Junior doctors 'missing key stroke diagnosis tests'

Scan of brain
Image caption Sub Arachnoid Haemorrhages are responsible for only 5% of strokes, but 25% of stroke deaths

Only 25% of all junior doctors in A&E units know the key tests for diagnosing the most lethal form of stroke, according to a survey.

Sub Arachnoid Haemorrhage (SAH) is a bleed just under the skull's surface.

Even though it only accounts for 5% of all strokes, it is responsible for 25% of all deaths from the illness.

Researchers in Stoke-on-Trent undertook a telephone poll of junior doctors in A&E units across England between 2008 and 2009.

The results of University Hospital North Staffordshire's survey have been revealed after a Freedom of Information request by BBC Midlands Today.

The research project's aim was to minimise the number of misdiagnoses, with only half of SAH patients correctly diagnosed on their first visit to a doctor.

The "gold standard" test for patients who complain of a sudden headache should be a CT scan and a lumbar puncture - and if these are clear, they can be discharged.

However, the survey of 178 junior doctors working the night shift found only 25% knew this gold standard.

Court settlement

The research also found that 20% of registrars had never heard of a thunder clap headache - the most common symptom of SAH.

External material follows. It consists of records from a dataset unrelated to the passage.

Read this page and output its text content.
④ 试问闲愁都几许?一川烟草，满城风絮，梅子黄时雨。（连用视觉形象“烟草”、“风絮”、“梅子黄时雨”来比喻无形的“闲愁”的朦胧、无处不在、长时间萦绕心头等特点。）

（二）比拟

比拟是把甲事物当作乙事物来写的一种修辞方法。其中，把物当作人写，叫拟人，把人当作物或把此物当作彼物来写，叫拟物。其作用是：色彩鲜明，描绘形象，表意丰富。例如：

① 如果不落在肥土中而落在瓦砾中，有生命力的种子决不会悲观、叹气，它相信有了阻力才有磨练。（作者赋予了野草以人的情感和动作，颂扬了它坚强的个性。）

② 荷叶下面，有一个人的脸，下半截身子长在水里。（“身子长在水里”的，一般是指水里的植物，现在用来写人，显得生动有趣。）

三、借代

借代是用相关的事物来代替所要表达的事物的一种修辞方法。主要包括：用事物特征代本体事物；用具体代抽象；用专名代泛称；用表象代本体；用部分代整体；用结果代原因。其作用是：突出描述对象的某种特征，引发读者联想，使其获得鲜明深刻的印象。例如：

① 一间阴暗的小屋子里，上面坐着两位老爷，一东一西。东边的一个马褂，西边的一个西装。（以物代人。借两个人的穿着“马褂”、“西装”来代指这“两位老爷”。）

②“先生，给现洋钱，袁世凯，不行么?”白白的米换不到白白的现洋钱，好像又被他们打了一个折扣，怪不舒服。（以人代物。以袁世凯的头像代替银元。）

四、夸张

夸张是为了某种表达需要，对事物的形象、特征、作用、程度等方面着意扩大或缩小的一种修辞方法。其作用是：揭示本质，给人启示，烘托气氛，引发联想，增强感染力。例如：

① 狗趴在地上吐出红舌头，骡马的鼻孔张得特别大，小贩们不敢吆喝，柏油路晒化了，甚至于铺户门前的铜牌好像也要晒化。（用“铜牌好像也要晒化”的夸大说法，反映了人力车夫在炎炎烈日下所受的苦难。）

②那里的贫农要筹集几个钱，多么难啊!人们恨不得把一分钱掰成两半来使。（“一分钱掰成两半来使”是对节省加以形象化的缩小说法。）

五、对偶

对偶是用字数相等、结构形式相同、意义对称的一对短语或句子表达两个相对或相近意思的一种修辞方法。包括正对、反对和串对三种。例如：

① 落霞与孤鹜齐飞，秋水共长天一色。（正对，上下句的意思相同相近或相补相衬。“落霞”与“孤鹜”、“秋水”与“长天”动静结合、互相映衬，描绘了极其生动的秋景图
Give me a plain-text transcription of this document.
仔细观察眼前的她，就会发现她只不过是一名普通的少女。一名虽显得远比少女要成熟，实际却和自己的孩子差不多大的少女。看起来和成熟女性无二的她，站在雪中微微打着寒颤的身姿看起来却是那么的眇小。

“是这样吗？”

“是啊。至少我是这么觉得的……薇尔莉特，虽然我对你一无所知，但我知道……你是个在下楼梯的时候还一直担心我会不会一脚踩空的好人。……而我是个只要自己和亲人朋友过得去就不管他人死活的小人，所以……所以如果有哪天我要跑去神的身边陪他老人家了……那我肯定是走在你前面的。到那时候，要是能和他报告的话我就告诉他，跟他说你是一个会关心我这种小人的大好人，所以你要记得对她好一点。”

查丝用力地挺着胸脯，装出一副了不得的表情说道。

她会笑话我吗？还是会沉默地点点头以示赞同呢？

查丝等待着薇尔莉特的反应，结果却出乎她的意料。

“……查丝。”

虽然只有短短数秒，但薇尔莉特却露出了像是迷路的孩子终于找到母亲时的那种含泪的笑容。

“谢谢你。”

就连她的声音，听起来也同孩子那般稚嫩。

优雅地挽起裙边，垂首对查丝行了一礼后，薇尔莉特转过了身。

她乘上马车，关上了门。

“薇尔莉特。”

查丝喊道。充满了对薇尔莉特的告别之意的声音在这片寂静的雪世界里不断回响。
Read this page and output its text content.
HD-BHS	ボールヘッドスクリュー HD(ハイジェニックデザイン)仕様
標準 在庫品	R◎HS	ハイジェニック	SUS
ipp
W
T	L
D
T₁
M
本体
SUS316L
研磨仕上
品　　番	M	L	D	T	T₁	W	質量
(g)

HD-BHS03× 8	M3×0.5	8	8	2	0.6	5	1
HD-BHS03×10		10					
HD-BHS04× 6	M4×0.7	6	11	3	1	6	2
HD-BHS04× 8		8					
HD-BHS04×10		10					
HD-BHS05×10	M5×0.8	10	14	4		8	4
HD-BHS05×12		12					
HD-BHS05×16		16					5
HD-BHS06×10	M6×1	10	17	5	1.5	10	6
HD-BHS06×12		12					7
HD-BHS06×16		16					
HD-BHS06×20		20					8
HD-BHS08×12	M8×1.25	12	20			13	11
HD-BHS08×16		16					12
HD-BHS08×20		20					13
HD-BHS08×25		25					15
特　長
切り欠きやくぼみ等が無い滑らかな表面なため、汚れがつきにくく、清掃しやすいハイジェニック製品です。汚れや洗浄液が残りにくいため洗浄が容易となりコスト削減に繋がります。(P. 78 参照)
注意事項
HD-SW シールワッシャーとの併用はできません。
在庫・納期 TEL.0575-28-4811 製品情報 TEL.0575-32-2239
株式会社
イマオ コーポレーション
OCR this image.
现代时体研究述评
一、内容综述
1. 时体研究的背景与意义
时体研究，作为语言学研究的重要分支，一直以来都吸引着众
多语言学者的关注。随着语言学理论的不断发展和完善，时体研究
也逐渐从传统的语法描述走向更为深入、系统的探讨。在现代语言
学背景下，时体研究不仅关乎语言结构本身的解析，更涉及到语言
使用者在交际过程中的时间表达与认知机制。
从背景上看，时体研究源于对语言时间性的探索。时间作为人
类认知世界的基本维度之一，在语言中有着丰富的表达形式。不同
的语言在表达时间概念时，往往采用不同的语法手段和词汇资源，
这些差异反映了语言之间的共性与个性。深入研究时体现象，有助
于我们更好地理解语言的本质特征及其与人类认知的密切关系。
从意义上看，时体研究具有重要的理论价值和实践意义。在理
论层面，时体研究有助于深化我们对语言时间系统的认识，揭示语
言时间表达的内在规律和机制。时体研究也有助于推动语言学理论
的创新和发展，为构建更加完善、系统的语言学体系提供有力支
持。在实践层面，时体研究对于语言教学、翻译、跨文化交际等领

Some 84% of junior doctors also did not know how effective a CT scan was in diagnosing early bleeding.

In 2009, at the time Dr Vino Apok and Dr Brendan Davies were conducting their research at University Hospital North Staffordshire, 52-year-old June Harriman was told by the hospital's A&E department she had a migraine and was sent home.

She returned a few days later after an optician told her she was having a stroke. After nine hours in A&E she collapsed and died.

Last year her family received a six figure sum in compensation following an out of court settlement.

Dr Munchi Choksey, a consultant neurosurgeon at University Hospitals, Coventry said: "If a woman has a lump in their breast, she is screened for breast cancer. The same should apply with SAH.

"If you have a sudden agonising headache, you should be screened for the possibility of an aneurysm because if you walk into hospital with SAH, the chances are [if screened] that you will walk out of hospital. If you go into hospital in a coma, the chances are, you are going to die."

Dr Clare Walton from The Stroke Association said that while rare, SAH strokes were often fatal.

She added: "Quick diagnosis and treatment is therefore absolutely essential.

"It's worrying to hear that so few junior doctors in this study were aware of the recommended diagnostic tests for patients admitted with a sudden and severe headache.

"More needs to be done to ensure every stroke patient is identified and gets the urgent treatment they need."